# Eddy sells remaining shares, and another new CEO for Eddy Merckx Cycles



## merckxman (Jan 23, 2002)

Announcement today: Dutchman Rob Beset succeeds Kurt Moons as CEO of the well-known Belgium manufacturer of road race bikes. With Beset, Eddy Merckx Cycles enters a new phase aimed at ambition and growth.
"We strongly believe in the brand Eddy Merckx", said Bart Van Muylder CEO of majority shareholder Diepensteyn. "Moreover, cycling is still growing worldwide and that is why we invest in this company. Former CEO Kurt Moons laid a solid foundation for this ambition. Now we need to grow internationally, monitor our logistics and continue our product development strategy."

"Rob Beset is a manager with extensive product knowledge and vast experience in international distribution structures. He has more than 25 years of experience at Accell-group and Dremefa", said Van Muylder.

Van Muylder continues: "In the past 3.5 years Kurt Moons prepared Eddy Merckx Cycles for the future with the professionalization of the supply-chain, IT en R&D. This resulted in our high-end range with race bike including our flagship, the EMX-525.

Last week founder and road race legend Eddy Merckx sold his remaining 6 percent ownership to Diepensteyn, the holding company of Toye family. They also bought Kurt Moons 9 percent ownership of the resigning CEO. According to a report in the Gazet of Antwerp, Diepensteyn now holds 100% of Eddy Merckx Cycles.

Though Eddy Merkcx sold all his shares of the company he founded he will continue as brand ambassador and remain a strong involvement in product development and testing.
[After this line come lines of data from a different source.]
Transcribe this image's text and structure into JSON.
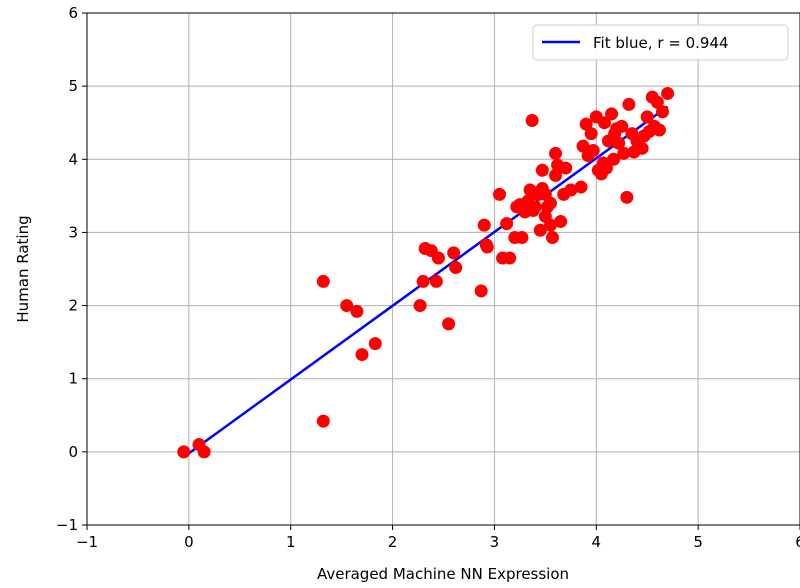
{
  "chart_data": {
    "type": "scatter",
    "title": "",
    "xlabel": "Averaged Machine NN Expression",
    "ylabel": "Human Rating",
    "xlim": [
      -1,
      6
    ],
    "ylim": [
      -1,
      6
    ],
    "xticks": [
      "−1",
      "0",
      "1",
      "2",
      "3",
      "4",
      "5",
      "6"
    ],
    "yticks": [
      "−1",
      "0",
      "1",
      "2",
      "3",
      "4",
      "5",
      "6"
    ],
    "grid": true,
    "legend_position": "top-right",
    "colors": {
      "points": "#ff0000",
      "fit_line": "#0000ff"
    },
    "fit_line": {
      "label": "Fit blue, r = 0.944",
      "x": [
        -0.05,
        4.7
      ],
      "y": [
        -0.07,
        4.72
      ]
    },
    "points": [
      [
        -0.05,
        0.0
      ],
      [
        0.1,
        0.1
      ],
      [
        0.15,
        0.0
      ],
      [
        1.32,
        2.33
      ],
      [
        1.32,
        0.42
      ],
      [
        1.55,
        2.0
      ],
      [
        1.65,
        1.92
      ],
      [
        1.7,
        1.33
      ],
      [
        1.83,
        1.48
      ],
      [
        2.27,
        2.0
      ],
      [
        2.3,
        2.33
      ],
      [
        2.32,
        2.78
      ],
      [
        2.38,
        2.75
      ],
      [
        2.43,
        2.33
      ],
      [
        2.45,
        2.65
      ],
      [
        2.55,
        1.75
      ],
      [
        2.6,
        2.72
      ],
      [
        2.62,
        2.52
      ],
      [
        2.87,
        2.2
      ],
      [
        2.9,
        3.1
      ],
      [
        2.92,
        2.83
      ],
      [
        2.93,
        2.8
      ],
      [
        3.05,
        3.52
      ],
      [
        3.08,
        2.65
      ],
      [
        3.12,
        3.12
      ],
      [
        3.15,
        2.65
      ],
      [
        3.2,
        2.93
      ],
      [
        3.22,
        3.35
      ],
      [
        3.25,
        3.38
      ],
      [
        3.27,
        2.93
      ],
      [
        3.3,
        3.28
      ],
      [
        3.33,
        3.43
      ],
      [
        3.35,
        3.58
      ],
      [
        3.37,
        4.53
      ],
      [
        3.38,
        3.3
      ],
      [
        3.4,
        3.35
      ],
      [
        3.43,
        3.52
      ],
      [
        3.45,
        3.03
      ],
      [
        3.47,
        3.6
      ],
      [
        3.47,
        3.85
      ],
      [
        3.5,
        3.22
      ],
      [
        3.5,
        3.52
      ],
      [
        3.52,
        3.35
      ],
      [
        3.55,
        3.1
      ],
      [
        3.55,
        3.4
      ],
      [
        3.57,
        2.93
      ],
      [
        3.6,
        4.08
      ],
      [
        3.6,
        3.78
      ],
      [
        3.62,
        3.92
      ],
      [
        3.65,
        3.15
      ],
      [
        3.68,
        3.52
      ],
      [
        3.7,
        3.88
      ],
      [
        3.75,
        3.58
      ],
      [
        3.85,
        3.62
      ],
      [
        3.87,
        4.18
      ],
      [
        3.9,
        4.48
      ],
      [
        3.92,
        4.05
      ],
      [
        3.95,
        4.35
      ],
      [
        3.97,
        4.12
      ],
      [
        4.0,
        4.58
      ],
      [
        4.02,
        3.85
      ],
      [
        4.05,
        3.8
      ],
      [
        4.07,
        3.95
      ],
      [
        4.08,
        4.5
      ],
      [
        4.1,
        3.88
      ],
      [
        4.12,
        4.25
      ],
      [
        4.15,
        4.62
      ],
      [
        4.17,
        4.0
      ],
      [
        4.18,
        4.35
      ],
      [
        4.2,
        4.42
      ],
      [
        4.22,
        4.22
      ],
      [
        4.25,
        4.45
      ],
      [
        4.27,
        4.08
      ],
      [
        4.3,
        3.48
      ],
      [
        4.32,
        4.75
      ],
      [
        4.35,
        4.35
      ],
      [
        4.37,
        4.1
      ],
      [
        4.4,
        4.25
      ],
      [
        4.42,
        4.2
      ],
      [
        4.45,
        4.15
      ],
      [
        4.47,
        4.32
      ],
      [
        4.5,
        4.58
      ],
      [
        4.52,
        4.38
      ],
      [
        4.55,
        4.85
      ],
      [
        4.57,
        4.45
      ],
      [
        4.6,
        4.78
      ],
      [
        4.62,
        4.4
      ],
      [
        4.65,
        4.65
      ],
      [
        4.7,
        4.9
      ]
    ]
  }
}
In the financial year 2012-2013 (running through end of June) Eddy Merckx Cycles had a total turnover of 6.2 million euro, but suffered a 2.4 million euro loss.


----------



## Cinelli 82220 (Dec 2, 2010)

Like it or not Eddy probably doesn't have the time or energy to run the company the way he thinks it should be run.
He has earned some quality retirement.

BTW I am surprised it is such a small company revenue-wise. When I was there in the nineties it was absolutely booming.


----------



## JetSpeed (Nov 18, 2002)

Fait accompli.


----------



## pmf (Feb 23, 2004)

I don't think he's been very involved in the company for quite some time. I treasure my 1996 Corsa 01 because it was probably made back in the days when Eddy Merckx actually picked out tube sets and fabricated them at his factory. They're all just over priced carbon bikes these days.


----------



## Dajianshan (Jul 15, 2007)

Nowadays bike design is about going to an Asian factory and choosing the design elements out of a catalog… not much different than choosing upholstery. It is all about managing the brand.


----------



## vette (Feb 1, 2009)

Dajianshan said:


> Nowadays bike design is about going to an Asian factory and choosing the design elements out of a catalog… not much different than choosing upholstery. It is all about managing the brand.
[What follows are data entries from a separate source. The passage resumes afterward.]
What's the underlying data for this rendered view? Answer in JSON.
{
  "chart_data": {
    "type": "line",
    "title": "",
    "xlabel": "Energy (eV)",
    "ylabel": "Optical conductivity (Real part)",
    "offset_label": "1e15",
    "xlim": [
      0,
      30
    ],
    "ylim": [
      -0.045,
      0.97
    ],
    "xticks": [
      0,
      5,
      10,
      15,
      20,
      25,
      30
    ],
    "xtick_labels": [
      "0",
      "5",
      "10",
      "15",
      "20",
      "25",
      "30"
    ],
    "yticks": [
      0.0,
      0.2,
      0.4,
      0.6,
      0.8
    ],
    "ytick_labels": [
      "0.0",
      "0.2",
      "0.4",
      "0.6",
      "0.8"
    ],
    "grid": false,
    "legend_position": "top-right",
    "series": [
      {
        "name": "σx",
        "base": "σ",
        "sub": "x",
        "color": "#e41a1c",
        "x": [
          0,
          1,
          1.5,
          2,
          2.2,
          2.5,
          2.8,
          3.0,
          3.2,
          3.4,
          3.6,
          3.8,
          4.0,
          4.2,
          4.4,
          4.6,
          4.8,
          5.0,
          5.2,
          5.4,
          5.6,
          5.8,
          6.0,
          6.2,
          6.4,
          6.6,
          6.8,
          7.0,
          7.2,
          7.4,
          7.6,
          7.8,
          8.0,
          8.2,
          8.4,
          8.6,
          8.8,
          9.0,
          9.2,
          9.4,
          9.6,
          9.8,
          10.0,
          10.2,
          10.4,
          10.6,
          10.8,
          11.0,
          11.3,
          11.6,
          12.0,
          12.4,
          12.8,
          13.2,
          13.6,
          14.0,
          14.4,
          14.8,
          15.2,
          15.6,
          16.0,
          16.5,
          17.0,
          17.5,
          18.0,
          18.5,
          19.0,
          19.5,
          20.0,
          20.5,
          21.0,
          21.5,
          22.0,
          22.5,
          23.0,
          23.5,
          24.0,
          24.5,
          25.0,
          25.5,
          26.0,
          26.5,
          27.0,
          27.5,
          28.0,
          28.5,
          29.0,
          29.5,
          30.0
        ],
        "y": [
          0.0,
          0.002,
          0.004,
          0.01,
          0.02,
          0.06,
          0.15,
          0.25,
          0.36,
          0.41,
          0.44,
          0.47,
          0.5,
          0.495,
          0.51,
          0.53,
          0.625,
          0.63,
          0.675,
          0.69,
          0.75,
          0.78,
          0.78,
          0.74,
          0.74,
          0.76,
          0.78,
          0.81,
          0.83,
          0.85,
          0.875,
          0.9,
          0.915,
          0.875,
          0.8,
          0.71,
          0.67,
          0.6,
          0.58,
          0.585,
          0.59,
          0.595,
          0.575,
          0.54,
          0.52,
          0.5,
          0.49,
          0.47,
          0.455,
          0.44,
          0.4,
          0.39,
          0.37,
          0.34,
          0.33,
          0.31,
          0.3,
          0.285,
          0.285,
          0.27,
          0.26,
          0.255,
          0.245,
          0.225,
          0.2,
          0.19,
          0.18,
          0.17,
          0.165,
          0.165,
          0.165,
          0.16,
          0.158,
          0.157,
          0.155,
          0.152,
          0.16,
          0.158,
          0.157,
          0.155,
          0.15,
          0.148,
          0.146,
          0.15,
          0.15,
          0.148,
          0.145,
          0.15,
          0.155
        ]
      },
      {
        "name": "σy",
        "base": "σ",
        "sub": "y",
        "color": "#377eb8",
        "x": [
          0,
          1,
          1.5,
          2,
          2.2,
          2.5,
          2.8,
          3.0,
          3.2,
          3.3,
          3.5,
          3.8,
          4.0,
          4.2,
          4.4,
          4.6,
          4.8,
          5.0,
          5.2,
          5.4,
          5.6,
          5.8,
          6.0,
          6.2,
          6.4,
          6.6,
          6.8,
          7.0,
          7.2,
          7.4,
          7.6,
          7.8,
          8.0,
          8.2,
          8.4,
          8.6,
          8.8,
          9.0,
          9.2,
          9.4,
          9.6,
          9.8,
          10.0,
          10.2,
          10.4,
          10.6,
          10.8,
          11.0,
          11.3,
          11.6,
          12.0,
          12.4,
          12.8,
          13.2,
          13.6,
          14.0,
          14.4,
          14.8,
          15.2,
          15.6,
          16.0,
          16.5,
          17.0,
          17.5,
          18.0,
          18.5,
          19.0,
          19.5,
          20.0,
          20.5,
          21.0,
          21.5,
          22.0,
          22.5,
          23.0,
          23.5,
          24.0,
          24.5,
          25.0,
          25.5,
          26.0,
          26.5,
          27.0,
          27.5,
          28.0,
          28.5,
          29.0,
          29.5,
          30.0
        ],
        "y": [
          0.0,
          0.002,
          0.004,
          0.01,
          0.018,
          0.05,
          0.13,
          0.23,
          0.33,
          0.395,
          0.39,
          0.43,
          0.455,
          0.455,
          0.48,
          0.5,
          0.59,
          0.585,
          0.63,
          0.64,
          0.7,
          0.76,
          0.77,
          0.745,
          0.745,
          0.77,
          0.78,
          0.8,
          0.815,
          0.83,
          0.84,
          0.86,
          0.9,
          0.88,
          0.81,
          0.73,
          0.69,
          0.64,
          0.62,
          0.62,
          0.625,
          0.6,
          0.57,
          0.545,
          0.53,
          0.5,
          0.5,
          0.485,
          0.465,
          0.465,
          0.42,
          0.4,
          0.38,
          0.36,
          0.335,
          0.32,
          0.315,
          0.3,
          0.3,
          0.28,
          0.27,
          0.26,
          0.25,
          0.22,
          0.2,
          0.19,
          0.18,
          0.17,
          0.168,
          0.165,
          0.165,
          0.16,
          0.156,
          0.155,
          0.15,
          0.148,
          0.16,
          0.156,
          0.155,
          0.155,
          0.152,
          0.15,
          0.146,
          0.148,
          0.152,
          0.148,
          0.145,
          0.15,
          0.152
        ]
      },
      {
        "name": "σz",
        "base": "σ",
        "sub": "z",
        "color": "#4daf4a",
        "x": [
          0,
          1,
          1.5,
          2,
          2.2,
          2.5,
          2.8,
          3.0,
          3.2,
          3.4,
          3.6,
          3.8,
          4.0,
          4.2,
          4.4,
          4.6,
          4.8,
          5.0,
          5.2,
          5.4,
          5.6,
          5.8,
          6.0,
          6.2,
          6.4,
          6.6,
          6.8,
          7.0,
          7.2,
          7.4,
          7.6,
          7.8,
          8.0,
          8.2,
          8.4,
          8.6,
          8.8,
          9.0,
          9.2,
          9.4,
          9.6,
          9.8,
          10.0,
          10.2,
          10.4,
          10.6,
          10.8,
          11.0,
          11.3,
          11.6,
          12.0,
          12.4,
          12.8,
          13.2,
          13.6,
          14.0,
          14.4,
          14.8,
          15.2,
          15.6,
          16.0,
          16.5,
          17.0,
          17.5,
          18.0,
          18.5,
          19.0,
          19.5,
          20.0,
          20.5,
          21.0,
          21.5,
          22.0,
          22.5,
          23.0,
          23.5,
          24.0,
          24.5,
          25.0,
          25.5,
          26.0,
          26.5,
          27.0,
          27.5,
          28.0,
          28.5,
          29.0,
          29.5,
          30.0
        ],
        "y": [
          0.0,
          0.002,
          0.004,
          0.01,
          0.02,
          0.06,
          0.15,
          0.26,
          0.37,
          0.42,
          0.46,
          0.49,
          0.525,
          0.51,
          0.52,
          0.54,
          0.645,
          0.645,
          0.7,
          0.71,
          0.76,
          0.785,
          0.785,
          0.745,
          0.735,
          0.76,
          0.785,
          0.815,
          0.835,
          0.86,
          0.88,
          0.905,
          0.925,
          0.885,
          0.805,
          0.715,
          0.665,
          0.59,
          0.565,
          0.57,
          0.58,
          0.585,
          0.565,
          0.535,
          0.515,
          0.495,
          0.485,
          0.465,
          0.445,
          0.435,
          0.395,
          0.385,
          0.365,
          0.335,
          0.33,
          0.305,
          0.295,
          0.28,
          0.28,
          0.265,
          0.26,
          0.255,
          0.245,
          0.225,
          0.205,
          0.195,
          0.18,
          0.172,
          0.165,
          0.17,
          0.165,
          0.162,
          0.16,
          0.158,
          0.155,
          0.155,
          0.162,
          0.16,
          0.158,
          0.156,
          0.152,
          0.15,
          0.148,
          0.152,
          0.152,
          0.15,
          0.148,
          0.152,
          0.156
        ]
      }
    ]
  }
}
Sad but true,I still have my retired yellow Corsa 01 in a box,still ride the Leader (very smooth ride)also have a LXM & CHM ,like I always say there's a beginning ,middle & end to EVERYTHING.


----------



## Bill2 (Oct 14, 2007)

I learned the hard way about the new management. My 2005/6 Merckx Bound needed a new derailleur hanger in 2012. No response from Merckx in Belgium. I contacted the Italian distributor (previously very responsive) and they had vanished. An Italian dealer for the new Merckx management tried to get help for me from Belgium- dead end. He could only apologize profusely. They don't support the pre-reboot product line.


----------



## atpjunkie (Mar 23, 2002)

they'd be better off going back to steel and filling a niche


----------



## pmf (Feb 23, 2004)

atpjunkie said:


> they'd be better off going back to steel and filling a niche


I've wondered if any of those euro craftsmen exist anymore. Merckx sells carbon bikes stamped out of molds in Chine like everyone else. Even Colnago's high end bikes, that are made in Italy, don't have the cool paint jobs like they used to. I wonder what those painters are doing.


----------